Bill Blake (Johnny Depp) is a Cincinnati accountant who travels to the frontier after being offered a job by the John Dickinson Mining Company.  However, upon arrival, he discovers that the position had been filled in the interim and Mr. Dickinson (Robert Mitchum) is not the type of man to change his mind about a decision.  Broke and jobless, Bill wanders around town until he meets a friendly flower seller named Thel (Mili Avital) and spends the night with her until her ex, Charlie (Gabriel Byrne), shows up and shoots them both.  Blake shoots Charlie in return and then runs, collapsing into the woods.  He is saved by a giant American Indian named Nobody (Gary Farmer) who is exiled from his tribe and who thinks Bill is English Romantic poet William Blake.  Once Bill is well enough to travel unassisted, he discovers that Charlie was John Dickinson's son and that he, Bill, is being hunted for a double murder.  Dickinson hires three killers (Lance Henrikson, Michael Wincott, and Eugene Byrd) to track Bill down and bring back his body.
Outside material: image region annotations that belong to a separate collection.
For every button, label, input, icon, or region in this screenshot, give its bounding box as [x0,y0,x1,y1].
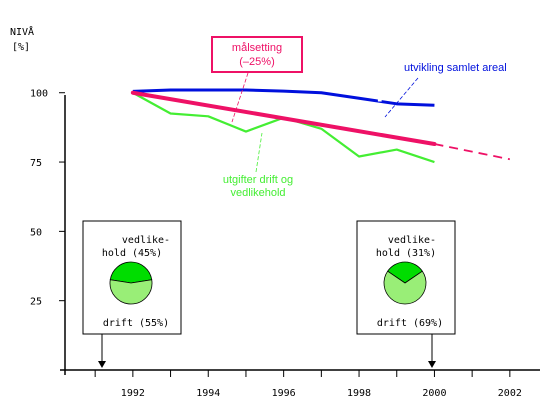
y-tick-label: 100 [30,89,48,100]
area-label: utvikling samlet areal [404,62,507,74]
series-gap [377,91,382,102]
x-tick-label: 1992 [121,388,145,399]
inset-pie [383,261,427,305]
inset-top-line1: vedlike- [122,235,170,246]
series-layer [130,88,511,164]
inset-pie [109,261,153,305]
costs-label-line2: vedlikehold [230,187,285,199]
inset-2000: vedlike- hold (31%) drift (69%) [356,220,456,335]
inset-1992: vedlike- hold (45%) drift (55%) [82,220,182,335]
series-line-target [130,90,437,147]
inset-top-line2: hold (31%) [376,248,436,259]
y-axis-title: NIVÅ [10,25,34,38]
y-tick-label: 50 [30,227,42,238]
inset-top-line1: vedlike- [388,235,436,246]
inset-top-line2: hold (45%) [102,248,162,259]
target-label-line2: (–25%) [239,56,274,68]
costs-label-leader [255,132,263,173]
inset-bottom: drift (55%) [103,318,169,329]
series-line-target-projection [434,143,511,161]
pie-slice-operations [109,279,153,305]
inset-bottom: drift (69%) [377,318,443,329]
series-line-area [132,88,435,107]
x-tick-label: 2002 [498,388,522,399]
target-label-box [211,36,303,73]
pie-slice-maintenance [109,261,153,284]
x-tick-label: 2000 [422,388,446,399]
inset-arrow-1992 [98,334,106,368]
x-tick-label: 1996 [272,388,296,399]
target-label-line1: målsetting [232,42,282,54]
target-label-leader [231,72,249,123]
pie-slice-maintenance [387,261,423,284]
x-tick-label: 1998 [347,388,371,399]
costs-label-line1: utgifter drift og [223,174,293,186]
area-label-leader [384,77,419,118]
axis-ticks: 25 50 75 100 1992 1994 1996 1998 2000 2002 [30,89,522,399]
pie-slice-operations [383,270,427,305]
y-axis-unit: [%] [12,42,30,53]
inset-arrow-2000 [428,334,436,368]
y-tick-label: 75 [30,158,42,169]
y-tick-label: 25 [30,297,42,308]
x-tick-label: 1994 [196,388,220,399]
Like I said, it's super-weird.  If you can let that float over you without focusing on it, you'll find that this is also a beautifully spiritual film about friendship and the journeys we take in life.  It also has an all-star cast list that, frankly, adds to the weirdness quotient by a lot.  We're talking Alfred Molina, John Hurt, Iggy Pop, and Billy Bob Thornton all in the same movie.  There's cannibalism, cross-dressing, poetry, and a grown man sleeping with a teddy bear.  It is that kind of movie.